Há, no entanto, uma clonagem menos drástica, e provavelmente considerada mais moralmente aceitável: é a clonagem para fins terapêuticos e não reprodutivos. Isto apresenta um avanço brutal na medicina; esta técnica permitia por si só a cura de dezenas de doenças. A possibilidade de criar um tecido de qualquer parte do corpo humano oferece-nos um poder que não pode ser questionado. A cura para doenças como Alzheimer e Parkinson estaria garantida; assim como a cura de qualquer doença que exigisse um transplante de tecidos ou órgãos. Esta tarefa era difícil e muitas vezes impossível (resultando na morte do doente) porque era necessário encontrar um dador perfeitamente compatível; com a clonagem esse problema já nem se coloca, porque o tecido transplantado vem da própria pessoa.

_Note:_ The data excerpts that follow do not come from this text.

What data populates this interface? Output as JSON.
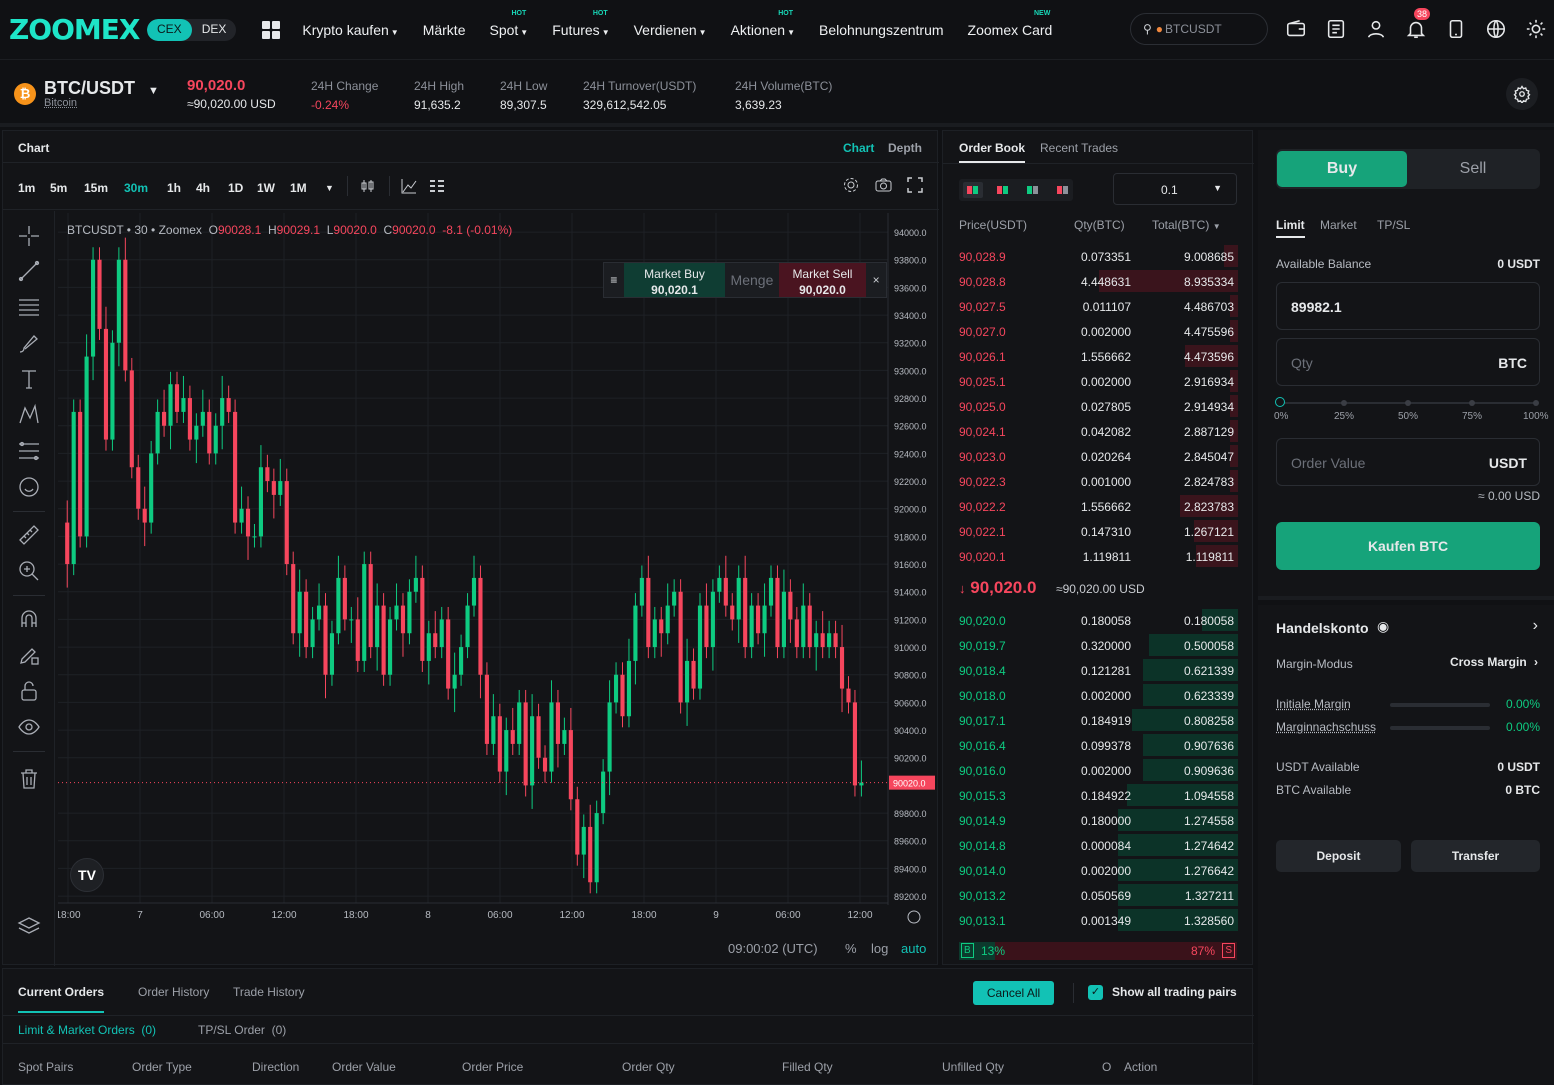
{
  "brand": {
    "logo": "ZOOMEX",
    "cex": "CEX",
    "dex": "DEX",
    "accent": "#12c2b5"
  },
  "nav": [
    {
      "label": "Krypto kaufen",
      "caret": true,
      "tag": ""
    },
    {
      "label": "Märkte",
      "caret": false,
      "tag": ""
    },
    {
      "label": "Spot",
      "caret": true,
      "tag": "HOT"
    },
    {
      "label": "Futures",
      "caret": true,
      "tag": "HOT"
    },
    {
      "label": "Verdienen",
      "caret": true,
      "tag": ""
    },
    {
      "label": "Aktionen",
      "caret": true,
      "tag": "HOT"
    },
    {
      "label": "Belohnungszentrum",
      "caret": false,
      "tag": ""
    },
    {
      "label": "Zoomex Card",
      "caret": false,
      "tag": "NEW"
    }
  ],
  "search": {
    "placeholder": "BTCUSDT"
  },
  "notifications": {
    "count": "38"
  },
  "ticker": {
    "pair": "BTC/USDT",
    "name": "Bitcoin",
    "price": "90,020.0",
    "price_usd": "≈90,020.00 USD",
    "stats": [
      {
        "label": "24H Change",
        "value": "-0.24%",
        "color": "red"
      },
      {
        "label": "24H High",
        "value": "91,635.2",
        "color": ""
      },
      {
        "label": "24H Low",
        "value": "89,307.5",
        "color": ""
      },
      {
        "label": "24H Turnover(USDT)",
        "value": "329,612,542.05",
        "color": ""
      },
      {
        "label": "24H Volume(BTC)",
        "value": "3,639.23",
        "color": ""
      }
    ]
  },
  "chart": {
    "title": "Chart",
    "tab_chart": "Chart",
    "tab_depth": "Depth",
    "timeframes": [
      "1m",
      "5m",
      "15m",
      "30m",
      "1h",
      "4h",
      "1D",
      "1W",
      "1M"
    ],
    "active_tf": "30m",
    "legend": {
      "symbol": "BTCUSDT",
      "interval": "30",
      "source": "Zoomex",
      "o": "90028.1",
      "h": "90029.1",
      "l": "90020.0",
      "c": "90020.0",
      "chg": "-8.1",
      "chgpct": "(-0.01%)"
    },
    "market_buy_label": "Market Buy",
    "market_buy_price": "90,020.1",
    "market_sell_label": "Market Sell",
    "market_sell_price": "90,020.0",
    "qty_placeholder": "Menge",
    "clock": "09:00:02 (UTC)",
    "pct": "%",
    "log": "log",
    "auto": "auto"
  },
  "chart_data": {
    "type": "candlestick",
    "y_ticks": [
      94000,
      93800,
      93600,
      93400,
      93200,
      93000,
      92800,
      92600,
      92400,
      92200,
      92000,
      91800,
      91600,
      91400,
      91200,
      91000,
      90800,
      90600,
      90400,
      90200,
      89800,
      89600,
      89400,
      89200
    ],
    "ylim": [
      89150,
      94080
    ],
    "x_ticks": [
      "18:00",
      "7",
      "06:00",
      "12:00",
      "18:00",
      "8",
      "06:00",
      "12:00",
      "18:00",
      "9",
      "06:00",
      "12:00"
    ],
    "last_price": 90020.0,
    "up_color": "#0ecb81",
    "down_color": "#f6465d",
    "closes": [
      91600,
      92700,
      91800,
      93100,
      93800,
      93300,
      92500,
      93200,
      93800,
      93000,
      92300,
      92000,
      91900,
      92400,
      92700,
      92600,
      92900,
      92700,
      92800,
      92500,
      92600,
      92700,
      92400,
      92600,
      92800,
      92700,
      91900,
      92000,
      91800,
      91800,
      92300,
      92200,
      92100,
      92200,
      91600,
      91100,
      91400,
      91000,
      91200,
      91300,
      90800,
      91100,
      91500,
      91200,
      91200,
      90900,
      91600,
      91000,
      91300,
      90800,
      91200,
      91300,
      91100,
      91400,
      91500,
      90900,
      91100,
      91000,
      91200,
      90700,
      90800,
      91000,
      91300,
      91500,
      90800,
      90300,
      90500,
      90100,
      90400,
      90300,
      90600,
      90000,
      90500,
      90200,
      90100,
      90600,
      90300,
      90400,
      89900,
      89500,
      89700,
      89300,
      89800,
      90100,
      90600,
      90800,
      90500,
      90900,
      91300,
      91500,
      91000,
      91200,
      91100,
      91300,
      91400,
      90600,
      90900,
      90700,
      91300,
      91000,
      91400,
      91500,
      91300,
      91200,
      91500,
      91000,
      91300,
      91100,
      91300,
      91500,
      91000,
      91400,
      91200,
      91000,
      91300,
      91000,
      91100,
      91000,
      91100,
      91000,
      90700,
      90600,
      90000,
      90020
    ]
  },
  "orderbook": {
    "tab_book": "Order Book",
    "tab_trades": "Recent Trades",
    "precision": "0.1",
    "col_price": "Price(USDT)",
    "col_qty": "Qty(BTC)",
    "col_total": "Total(BTC)",
    "asks": [
      [
        "90,028.9",
        "0.073351",
        "9.008685"
      ],
      [
        "90,028.8",
        "4.448631",
        "8.935334"
      ],
      [
        "90,027.5",
        "0.011107",
        "4.486703"
      ],
      [
        "90,027.0",
        "0.002000",
        "4.475596"
      ],
      [
        "90,026.1",
        "1.556662",
        "4.473596"
      ],
      [
        "90,025.1",
        "0.002000",
        "2.916934"
      ],
      [
        "90,025.0",
        "0.027805",
        "2.914934"
      ],
      [
        "90,024.1",
        "0.042082",
        "2.887129"
      ],
      [
        "90,023.0",
        "0.020264",
        "2.845047"
      ],
      [
        "90,022.3",
        "0.001000",
        "2.824783"
      ],
      [
        "90,022.2",
        "1.556662",
        "2.823783"
      ],
      [
        "90,022.1",
        "0.147310",
        "1.267121"
      ],
      [
        "90,020.1",
        "1.119811",
        "1.119811"
      ]
    ],
    "ask_depth": [
      0.05,
      0.5,
      0.03,
      0.03,
      0.19,
      0.03,
      0.03,
      0.03,
      0.03,
      0.03,
      0.21,
      0.16,
      0.15
    ],
    "mid_price": "90,020.0",
    "mid_usd": "≈90,020.00 USD",
    "bids": [
      [
        "90,020.0",
        "0.180058",
        "0.180058"
      ],
      [
        "90,019.7",
        "0.320000",
        "0.500058"
      ],
      [
        "90,018.4",
        "0.121281",
        "0.621339"
      ],
      [
        "90,018.0",
        "0.002000",
        "0.623339"
      ],
      [
        "90,017.1",
        "0.184919",
        "0.808258"
      ],
      [
        "90,016.4",
        "0.099378",
        "0.907636"
      ],
      [
        "90,016.0",
        "0.002000",
        "0.909636"
      ],
      [
        "90,015.3",
        "0.184922",
        "1.094558"
      ],
      [
        "90,014.9",
        "0.180000",
        "1.274558"
      ],
      [
        "90,014.8",
        "0.000084",
        "1.274642"
      ],
      [
        "90,014.0",
        "0.002000",
        "1.276642"
      ],
      [
        "90,013.2",
        "0.050569",
        "1.327211"
      ],
      [
        "90,013.1",
        "0.001349",
        "1.328560"
      ]
    ],
    "bid_depth": [
      0.13,
      0.32,
      0.34,
      0.34,
      0.38,
      0.34,
      0.34,
      0.4,
      0.43,
      0.43,
      0.43,
      0.43,
      0.43
    ],
    "ratio_buy": "13%",
    "ratio_sell": "87%",
    "ratio_b": "B",
    "ratio_s": "S",
    "buy_fraction": 0.13
  },
  "trade": {
    "buy": "Buy",
    "sell": "Sell",
    "tabs": [
      "Limit",
      "Market",
      "TP/SL"
    ],
    "balance_label": "Available Balance",
    "balance_value": "0 USDT",
    "price_value": "89982.1",
    "qty_placeholder": "Qty",
    "qty_unit": "BTC",
    "slider_marks": [
      "0%",
      "25%",
      "50%",
      "75%",
      "100%"
    ],
    "value_placeholder": "Order Value",
    "value_unit": "USDT",
    "value_usd": "≈ 0.00 USD",
    "submit": "Kaufen BTC"
  },
  "account": {
    "title": "Handelskonto",
    "margin_mode_label": "Margin-Modus",
    "margin_mode": "Cross Margin",
    "init_margin_label": "Initiale Margin",
    "init_margin": "0.00%",
    "maint_margin_label": "Marginnachschuss",
    "maint_margin": "0.00%",
    "usdt_label": "USDT Available",
    "usdt": "0 USDT",
    "btc_label": "BTC Available",
    "btc": "0 BTC",
    "deposit": "Deposit",
    "transfer": "Transfer"
  },
  "orders": {
    "tabs": [
      "Current Orders",
      "Order History",
      "Trade History"
    ],
    "cancel_all": "Cancel All",
    "show_all": "Show all trading pairs",
    "subtabs": [
      "Limit & Market Orders  (0)",
      "TP/SL Order  (0)"
    ],
    "columns": [
      "Spot Pairs",
      "Order Type",
      "Direction",
      "Order Value",
      "Order Price",
      "Order Qty",
      "Filled Qty",
      "Unfilled Qty",
      "O",
      "Action"
    ]
  }
}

Haverá dador mais compatível do que o próprio doente…? Mesmo assim, há quem conteste. A imagem de criar um coração humano inteiro dentro de um frasco para depois o transplantar para o corpo doente pode assustar as mentes mais susceptíveis, e talvez fazer lembrar muitos enredos de banda desenhada ou de filmes de terror. De facto, a criação destes tecidos "clonados" tem algo de inacreditável e discutível (será moralmente aceitável clonar vida desta forma? Quebrar a ordem natural?), mas os benefícios são inquestionáveis; muito provavelmente, neste caso, os fins justificam os meios. Basta ver como desde há décadas a vida animal é sacrificada diariamente pelo bem da ciência. Contem todos os ratinhos vítimas de experiências laboratoriais e talvez consigam um número com bastantes algarismos. O que aqui choca os mais conservadores é tratar-se de embriões humanos e não de um qualquer animal. Com que legitimidade podemos usar embriões como cobaias para desenvolver uma técnica desta envergadura? É discutível; mas a lista de doenças curáveis graças à clonagem terapêutica pode e deve pesar no julgamento.

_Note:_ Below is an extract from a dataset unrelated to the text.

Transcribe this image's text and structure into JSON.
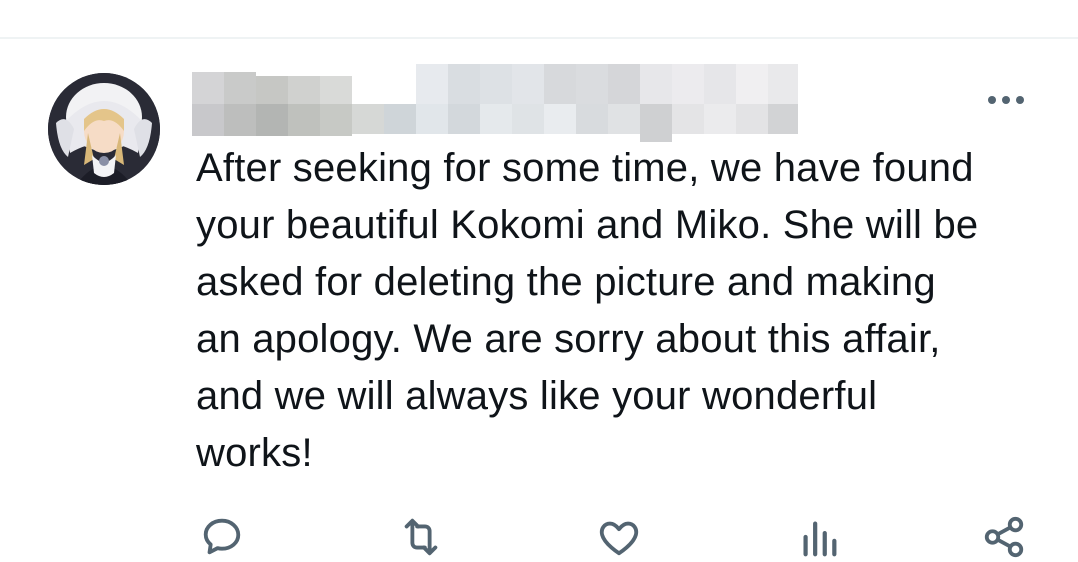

Cabe a cada um construir a sua opinião e argumentar sobre o assunto. Puxar a brasa à sua sardinha é aceitável, mas temos de pensar que as brasas são de todos. Se há liberdade, cada cidadão deve ter tanto o direito de escolher ou não a clonagem como ajuda ou cura para a sua situação, como a responsabilidade de conjugar tal decisão com os seus valores morais, éticos ou religiosos; no entanto, é errado proibir e lutar contra a clonagem só porque se discorda com ela. Quem não quiser que não se sirva dela, mas deixem que a liberdade de escolha de cada um esteja à frente da proibição generalizada.